Dear Editor,
I read Tyler Evains’ “Commentary: Increased security reflects anti-black bias” (May 4) and it was like déjà vu all over again. Didn’t we go over this a few years ago when something similar happened? I even remember going to a meeting where the President listened and responded to students about similar concerns. But maybe my recollection is not good, and maybe I don’t have all of the facts in this case, so let me approach this in the following way. We can argue about what the policy should be, but not about its application. Whatever the policy is, it must be applied uniformly, if that is not the case now. If this requires a conversation with the University with the La Verne Police Department, then the conversation should be had. But we must have equal treatment under the law (and policies) on our campus, even if that is not the case in the wider society. We need to look no further than the mass incarceration of black folks in the United States for the evidence.
In my Latina/o Experience class we’re reading Victor Rios’ book, “Human Targets,” on how police and school officials label and criminalize young people of color, even unintentionally, sometimes out of fear, others because they don’t understand (and do not make enough of an effort to understand).
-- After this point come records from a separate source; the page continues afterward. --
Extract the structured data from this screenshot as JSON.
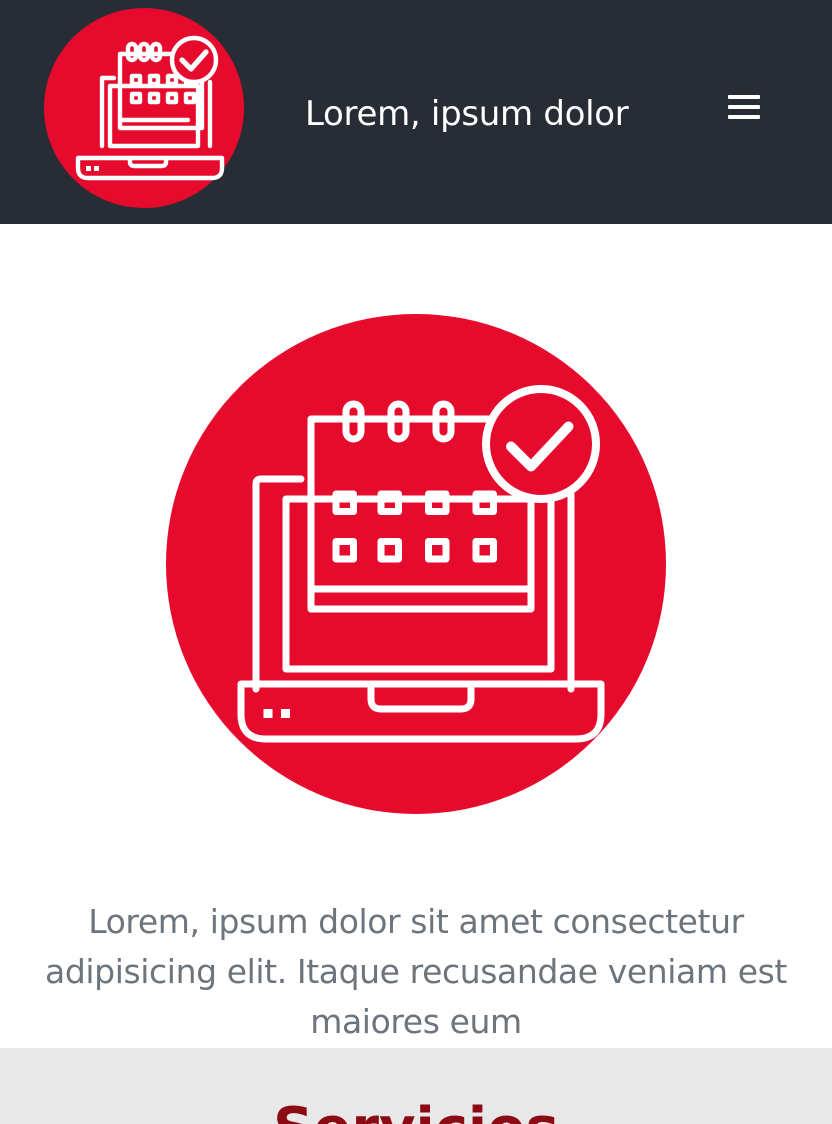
{
  "navbar": {
    "title": "Lorem, ipsum dolor",
    "logo_icon": "laptop-calendar-check-icon",
    "menu_icon": "hamburger-menu-icon"
  },
  "hero": {
    "icon": "laptop-calendar-check-icon",
    "description": "Lorem, ipsum dolor sit amet consectetur adipisicing elit. Itaque recusandae veniam est maiores eum"
  },
  "services": {
    "title": "Servicios"
  },
  "colors": {
    "navbar_bg": "#282c34",
    "brand_red": "#e60b2d",
    "heading_red": "#8b0a14",
    "text_gray": "#6c757d",
    "section_bg": "#e8e8e8"
  }
}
I hope we’re not doing that at La Verne. I would like to see a response by the appropriate office(s) of the University to Tyler Evains’ concerns, which I’m sure other students share, and for a statement to be issued to the campus community, assuring it that if there has been racial bias, it was inadvertent (assuming, and I hope, it was), apologizing, and then announcing steps that will be taken to prevent its re-occurrence. If we can’t handle something like this at an institution that professes the loftiest of values and a commitment to diversity, we’re in even more trouble as a society than I thought we were and that a recent presidential election suggests.